As a reference I looked at how SIM talks about using different databases[vii], POET talks about their OO database[viii] and survey about data delivery in Resistance is futile: The Web will assimilate your Database[ix].

Flat file Solution

Figure 6: Flat file solution

The file system is not designed to maintain links and hierarchical structure and is therefore not suitable for complex XML documents, though it is good for HTML. Linking is based on location so link management is hard which results in lost integrity. It is hard to query the documents, since the file system stores very little meta-data (file name, extension, creation date, size). Concurrency is low because locking is based on a file so only one user at a time can be editing the document.

Relational Solutions

A typical relational database uses SQL as query algebra. Relational databases can store the data in different manner than a file system:

  • As a BLOB (Binary Large Objects) without distinguishing between different elements.
  • Divide the document into different columns and reassemble the data for retrieval.
  • As a BLOB where elements have been extracted to build an index.

The down side of storing XML documents, as BLOB is that it prevents linking of miscellaneous elements. By dividing the document, it is hard to create a flexible and scalable locking scheme in a relational database. If we extract elements to create an index, it will provide us with the means of querying the data even though we store it as BLOB objects.

Figure 7: Relational Middle-ware

SQL provides very primitive functionality in searching in a text document. SQL operator LIKE can search through sub-strings for a specific text. One solution to this problem would be to create a word-table as an index with all words in the texts and a foreign key to the texts they appear in. Than we can use SQL operator JOIN to merge the table and the text for matches. This solution is not very scalable. With many concurrent users and a big join query, the performance is not acceptable. XML is trying to move all or some of this processing from the server to the client. This solution also needs more storage space, since we need to keep each word at least twice. The management is also a problem since for interactive updates, the word-table has to be updated. It also doesn’t support word distance operators (like Boolean search operator NEAR) unless word-table is enhanced which results in more complex queries.

By creating a middle-ware for text processing we can use three-tier approach. Then the application doesn’t need to know about the text processing. Different implementation schemes can be used with three-tier approach witch adds more flexibility. For example the word-table could be stored in the database or in the text engine. However, it is harder to utilize the database management system since the middle-ware takes care of interpreting the text queries and process them. This solution, as the one before, needs more storage space, since we need to keep each word at least twice.
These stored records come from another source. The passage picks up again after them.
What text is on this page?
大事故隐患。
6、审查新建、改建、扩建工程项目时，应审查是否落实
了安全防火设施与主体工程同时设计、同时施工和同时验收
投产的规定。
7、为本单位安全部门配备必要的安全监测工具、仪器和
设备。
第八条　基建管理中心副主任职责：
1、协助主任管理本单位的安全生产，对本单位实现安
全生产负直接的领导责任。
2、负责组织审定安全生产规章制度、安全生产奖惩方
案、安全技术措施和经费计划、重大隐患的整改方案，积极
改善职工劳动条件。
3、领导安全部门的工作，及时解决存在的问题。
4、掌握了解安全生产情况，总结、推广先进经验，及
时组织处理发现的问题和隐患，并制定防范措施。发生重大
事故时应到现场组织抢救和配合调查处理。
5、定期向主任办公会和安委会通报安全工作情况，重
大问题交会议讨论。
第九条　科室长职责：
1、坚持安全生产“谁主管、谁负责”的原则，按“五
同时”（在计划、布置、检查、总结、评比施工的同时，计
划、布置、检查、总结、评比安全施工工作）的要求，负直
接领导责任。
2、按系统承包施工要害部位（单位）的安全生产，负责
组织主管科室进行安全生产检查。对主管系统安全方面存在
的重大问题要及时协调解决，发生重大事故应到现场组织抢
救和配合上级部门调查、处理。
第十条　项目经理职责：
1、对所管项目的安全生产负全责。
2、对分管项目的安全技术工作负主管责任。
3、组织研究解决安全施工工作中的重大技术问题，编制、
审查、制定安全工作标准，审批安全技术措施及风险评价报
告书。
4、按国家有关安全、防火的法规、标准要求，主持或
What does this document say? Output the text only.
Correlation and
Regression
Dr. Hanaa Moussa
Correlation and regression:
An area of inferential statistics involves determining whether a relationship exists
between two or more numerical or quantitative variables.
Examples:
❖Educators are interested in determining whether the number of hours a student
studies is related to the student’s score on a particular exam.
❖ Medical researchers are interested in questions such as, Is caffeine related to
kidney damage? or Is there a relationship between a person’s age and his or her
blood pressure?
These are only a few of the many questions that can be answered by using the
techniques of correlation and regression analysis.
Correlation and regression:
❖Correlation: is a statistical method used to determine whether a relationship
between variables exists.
An example of a template solution that works on the server side is Cold Fusion, which works as a gateway between a database and HTTP server. A document author creates an extended HTML document that contains database access request and formatting rules. Other server side options are for example ASP (Active Server Pages), Java Servlets and CGI. An example of client side solution would be to create a JAVA program communicating through JDBC to the database. However, XML is much easier solution. By converting data from the database to XML we can use common interface to query the data. Other search engines can also index the data in a meaningful manner.

To query the database directly, some databases have defined a database URL (Universal Resource Locators) query. An example is the Oracle web server, which queries the database over the HTTP protocol. JDBC (Java Database Connectivity) is an API to access relational databases but since there is no standard communication protocol between client and a relational database, JDBC’s protocol isn’t supported in all relational databases.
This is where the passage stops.